I make it sound that way, I mean.

What do I say? Luke(whatever-his-last-name-is), the man that aided the person that makes shivers crawl down my spine when mentioned up to today, had died. He passed away from blood loss and extensive injuries to his neck, a tear in his jugular vein from the ballpoint pen that I swiped from Derek's car. They found him in the van, slumped over in his seat with blood soaking into his shirt and pronounced him dead at the scene. It makes me feel physically sick to think about the extent I went to protect my best friend Hayley Williams and my nephews that she was watching over that night. The memory of him screaming in agony as I drove that pen into him makes my skin crawl and my body seize up.

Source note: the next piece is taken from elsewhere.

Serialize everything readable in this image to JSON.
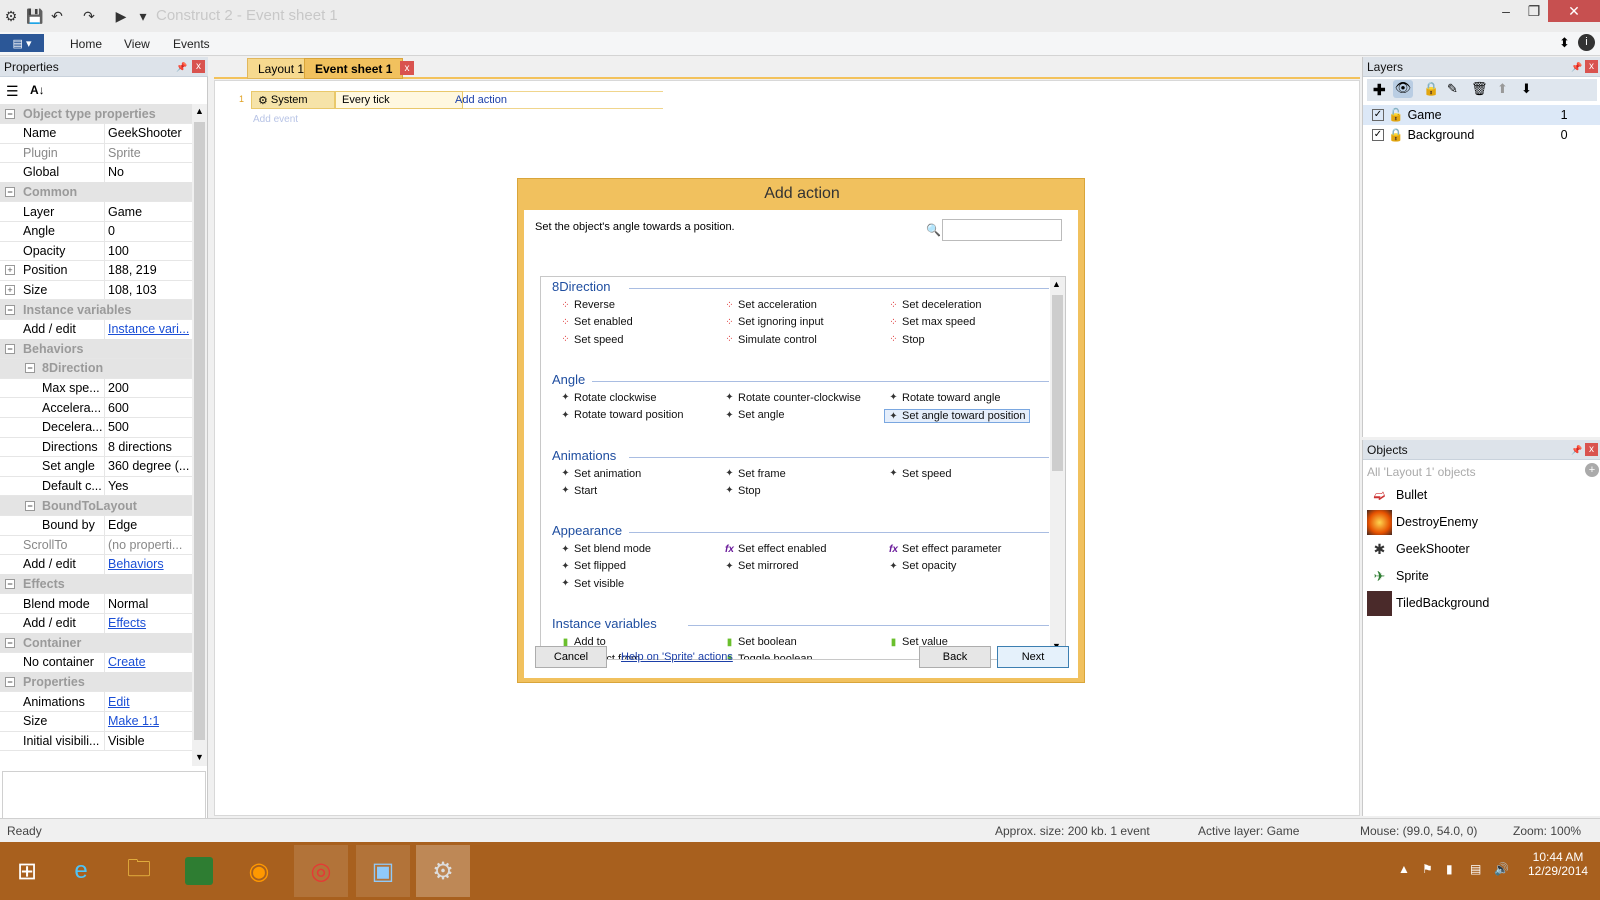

And then there's Derek Skinner. Or at least there was Derek Skinner. He passed away in surgery at the hospital when trying to remove the bullet and stitch up the wounds in his neck. Even if he survived the injuries, the doctors believed that he would never walk again. I didn't know whether or not to be down right ecstatic that I never had to worry about those two again, or sick to my stomach because of the thought that Patrick and I killed them. But Patrick was torn up by it- no matter how much he hated, despised those two men, he never wanted to take a human life from anyone- even those that tried to kill him. And though I tried to convince Patrick that Derek was dead already- the fact that I almost killed him like I did Luke-, he never believed me. And even though Derek and Luke had no one to press charges on us for them, the police still interrogated us on every single aspect of the night that we could remember. They ruled it out as self defence because they secretly hated the two men, and the world was left with the false information that Luke and Derek had a fatal falling out and that Derek killed himself after realizing that he was going back to jail, just so Fall Out Boy and Patrick Stump's career and reputation wasn't tarnished.